Por exemplo, a startup SeaVentures, sediada no Quênia, coleta os resíduos de subprodutos produzidos pela pesca em pequena escala, processando os restos e as carcaças de peixes em uma ração aquática rica em nutrientes. Processos como esse criam o potencial de receita adicional para os pescadores ao agregar valor a subprodutos da pesca anteriormente descartados, além de reduzir a demanda por rações aquáticas que dependem de estoques de peixes selvagens já muito explorados.

Uma pessoa com aquafeed.
Agregação de valor por meio de soluções alternativas

A startup SeaVentures, sediada no Quênia, coleta restos de pesca de pequena escala, processando os resíduos em rações para aquicultura e animais domésticos © SeaVentures

Modelagem de soluções e sinergias

Como parte do estudo, os pesquisadores realizaram uma análise qualitativa de modelos de várias estruturas de políticas que poderiam ser empregadas para gerenciar a relação entre a aquicultura e os SSFs.

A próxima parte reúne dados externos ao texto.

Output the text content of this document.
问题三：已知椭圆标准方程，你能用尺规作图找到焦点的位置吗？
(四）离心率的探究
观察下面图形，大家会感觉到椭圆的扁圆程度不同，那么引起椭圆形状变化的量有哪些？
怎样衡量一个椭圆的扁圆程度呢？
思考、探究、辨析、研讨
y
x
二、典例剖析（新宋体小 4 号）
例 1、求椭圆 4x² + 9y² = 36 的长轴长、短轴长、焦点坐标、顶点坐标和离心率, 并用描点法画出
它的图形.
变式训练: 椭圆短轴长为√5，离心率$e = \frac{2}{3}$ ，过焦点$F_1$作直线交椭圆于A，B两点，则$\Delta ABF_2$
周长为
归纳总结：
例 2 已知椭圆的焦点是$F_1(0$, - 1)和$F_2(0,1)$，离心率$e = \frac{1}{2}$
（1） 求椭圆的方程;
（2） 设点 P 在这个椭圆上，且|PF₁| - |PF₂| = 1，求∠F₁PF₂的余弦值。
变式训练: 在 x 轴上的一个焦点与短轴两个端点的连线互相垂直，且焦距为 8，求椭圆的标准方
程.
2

Os resultados dessa modelagem indicaram que os resultados das interações do setor são altamente variáveis e difíceis de prever, sendo muito dependentes da estrutura específica e das suposições dos sistemas que interagem - uma descoberta que destaca o desafio de planejar o crescimento simbiótico dos dois setores.

A análise realizada pelos pesquisadores sugere que as políticas que se concentram apenas no incentivo ao desenvolvimento da aquicultura individualmente, sem outras mudanças estruturais, provavelmente resultarão em impactos negativos sobre a pesca local. Por outro lado, as políticas que incentivam a expansão da aquicultura juntamente com a integração da pesca local terão maior probabilidade de resultar em sinergismo mutuamente benéfico, embora sejam necessários esforços contínuos de gerenciamento para minimizar as interações negativas.